Lugon também fala sobre os motivos da derrota: "Para os guaranis, no entanto, faltou o essencial durante o armistício: a mobilização efetiva, moral e militar, das 26 outras reduções". "O território da República se prestava admiravelmente a uma resistência sem fim por uma configuração, suas florestas, os grandes pântanos do oeste paraguaio. Além disso, [...] os guaranis estavam preparados para derrotar então não importa qual exército colonial. Durante mais de um século, ninguém mais ousara atacá-los". Sobre a riqueza de São Miguel fala o seguinte: "A catedral foi avaliada em um milhão de pesos pelo engenheiro-chefe das tropas espanholas. Um candelabro de prata maciça com trinta ramificações guarnecidas de ouro estava suspenso ao teto da nave por uma corrente também de prata".
As ruínas da mais famosa igreja das Missões, a de São Miguel, no Rio Grande do Sul.

Também fala das estratégias de guerrilha adotadas por Sepé: "Ataques surpresa, reagrupamentos rápidos sobre nova linha após uma retirada, tática dos campos queimados, todo um campo de cavalaria feito prisioneiro". Também os jesuítas merecem uma palavra sobre este momento final: "Preferindo a ruína da República Guarani à da própria Companhia de Jesus, seus altos responsáveis conseguirão a ruína de uma e de outra. Pombal e todos os adversários dos jesuítas serão tranquilizados por sua submissão rápida e integral a um tratado imoral e contrário aos direitos humanos. A verdadeira escolha não estava entre a existência da Companhia de Jesus ou da República Guarani", e continua:

 "No momento mais duro, alguns padres vão fazer causa comum com os guaranis atacados. Alguns deles, no entanto, só ficarão com suas ovelhas sob ameaça de morte. Onze jesuítas, entre eles o Pe. Balda, terão a honra de ser colocados em uma lista negra de traidores enviada a Madri. Os outros obedecerão às ordens estritas enviadas de Roma pelo Geral da Companhia, Visconti. Antes da retomada das hostilidades, o provincial do Paraguai  renunciará oficialmente aos Sete Povos e garantirá que os jesuítas estão prontos a abandonar sem hesitação as outras reduções".
Monumento em São Sepé.

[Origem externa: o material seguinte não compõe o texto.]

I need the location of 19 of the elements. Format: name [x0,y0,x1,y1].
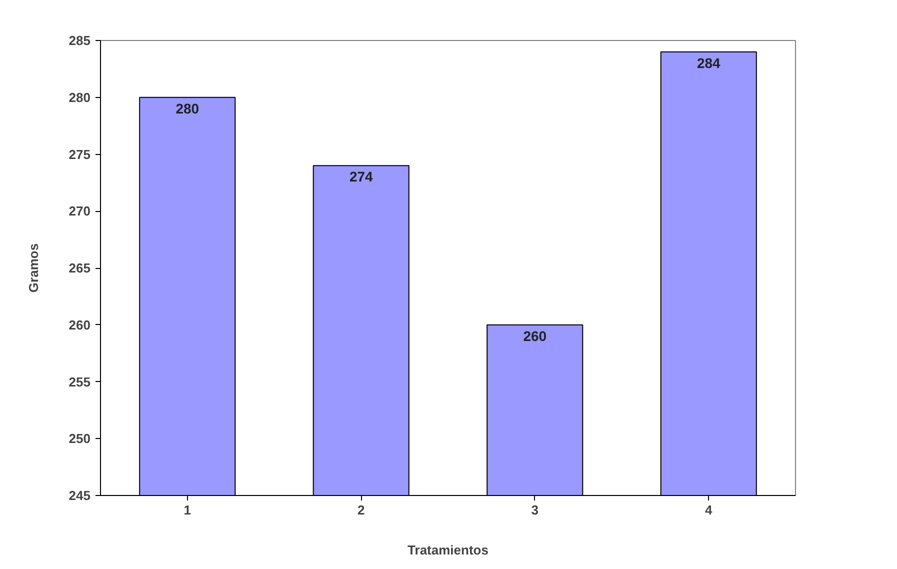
y-tick-label: 260 [68,317,91,332]
data-label: 260 [523,328,547,344]
x-tick-label: 4 [705,502,714,518]
data-label: 280 [176,100,200,116]
x-tick-label: 1 [184,502,191,518]
y-tick-label: 285 [68,33,91,48]
x-tick-label: 2 [358,502,365,518]
y-tick-label: 245 [68,488,91,503]
y-tick-label: 275 [68,146,91,162]
y-tick-label: 250 [68,431,91,446]
x-axis-title: Tratamientos [408,542,488,558]
y-axis-title: Gramos [26,243,41,293]
y-tick-label: 270 [68,204,91,219]
data-label: 274 [349,168,374,185]
y-tick-label: 255 [68,374,91,390]
y-tick-label: 280 [68,90,91,105]
y-tick-label: 265 [68,260,91,276]
data-label: 284 [696,54,721,71]
x-tick-label: 3 [531,502,538,518]
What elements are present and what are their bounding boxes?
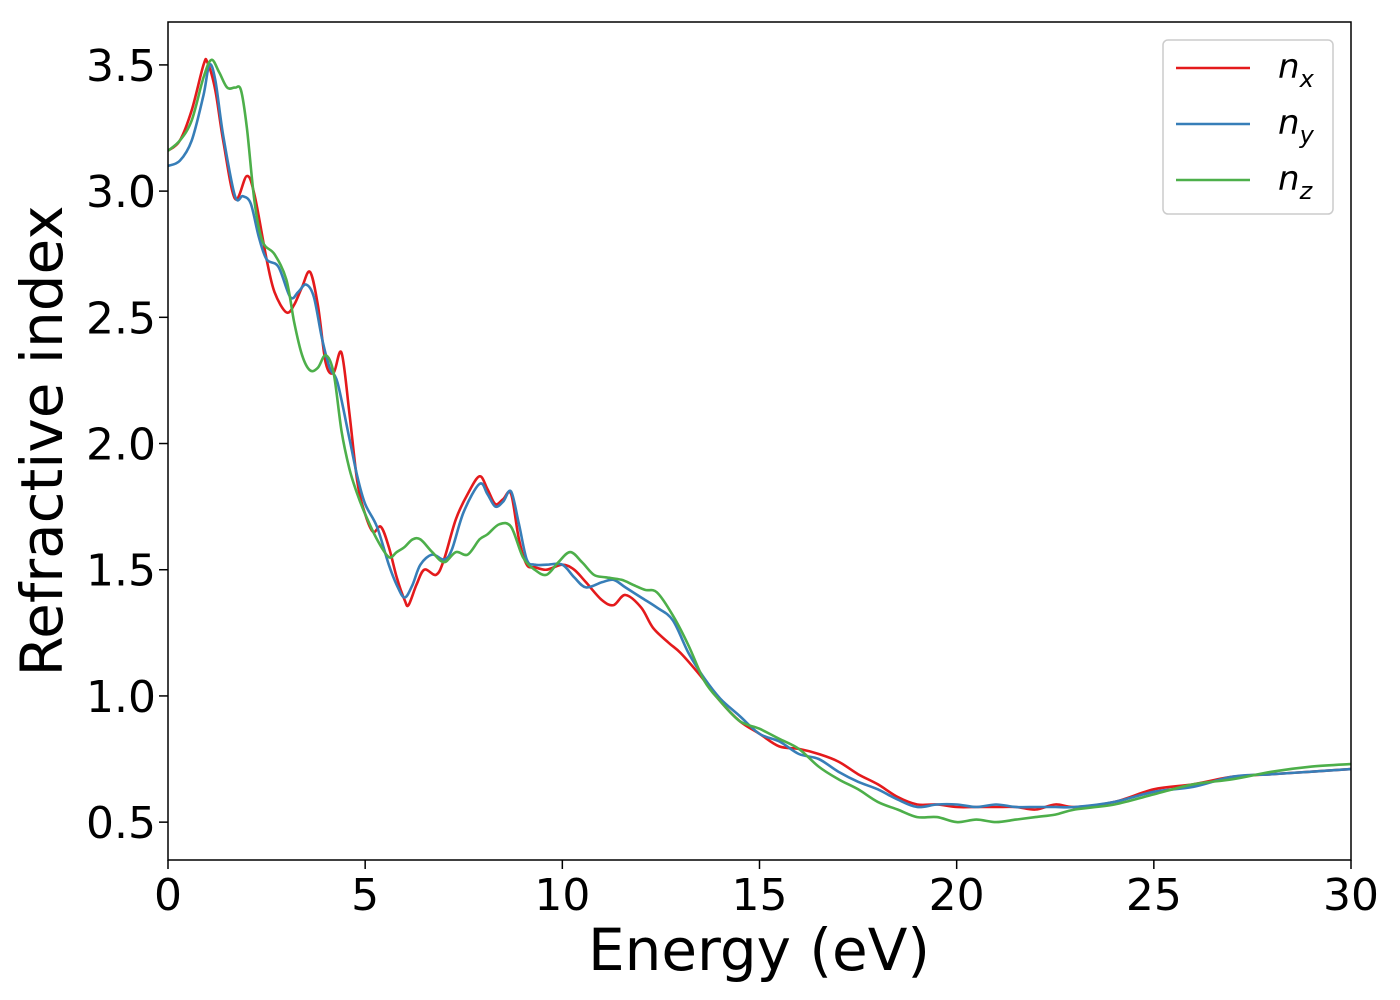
series-line-x xyxy=(168,57,1351,811)
y-tick-label: 3.5 xyxy=(86,41,156,92)
y-tick-label: 1.5 xyxy=(86,546,156,597)
legend-items: nx ny nz xyxy=(1176,47,1315,205)
x-tick-label: 25 xyxy=(1126,870,1182,921)
x-tick-label: 30 xyxy=(1323,870,1379,921)
series-layer xyxy=(168,57,1351,824)
x-axis-label: Energy (eV) xyxy=(588,916,930,984)
x-tick-label: 15 xyxy=(732,870,788,921)
legend: nx ny nz xyxy=(1162,39,1334,215)
y-tick-label: 3.0 xyxy=(86,167,156,218)
x-axis-ticks: 0 5 10 15 20 25 30 xyxy=(154,860,1379,921)
y-tick-label: 2.0 xyxy=(86,420,156,471)
x-tick-label: 10 xyxy=(534,870,590,921)
x-tick-label: 5 xyxy=(351,870,379,921)
y-tick-label: 1.0 xyxy=(86,672,156,723)
x-tick-label: 0 xyxy=(154,870,182,921)
y-tick-label: 0.5 xyxy=(86,798,156,849)
y-axis-ticks: 0.5 1.0 1.5 2.0 2.5 3.0 3.5 xyxy=(86,41,168,849)
series-line-z xyxy=(168,58,1351,824)
x-tick-label: 20 xyxy=(929,870,985,921)
legend-box xyxy=(1162,39,1334,215)
y-tick-label: 2.5 xyxy=(86,293,156,344)
legend-label-x: nx xyxy=(1278,47,1315,93)
legend-label-y: ny xyxy=(1278,103,1315,149)
legend-label-z: nz xyxy=(1278,159,1314,205)
y-axis-label: Refractive index xyxy=(8,205,76,676)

Homenagem a um mito, um santo popular.


Lugon termina o memorável Préface Historique também de maneira extraordinária: "Com sua graça infantil, a república Guarani viverá por muito tempo ainda, interpelando cristãos e comunistas, muito cristã para os comunistas da época burguesa, muito comunista para os cristãos burgueses".

Estou terminando de ler O Mal sobre a Terra. Uma história do terremoto de Lisboa, de Mary del Priore. Este terremoto ocorreu no dia primeiro de novembro de 1755. Contextualiza muita coisa, do envolvimento dos jesuítas com o rei D. José e de seu ministro, o marquês de Pombal. As causas maiores da expulsão dos jesuítas teriam sido a acusação de envolvimento com uma tentativa de regicídio e as pregações do famoso padre Malagrida.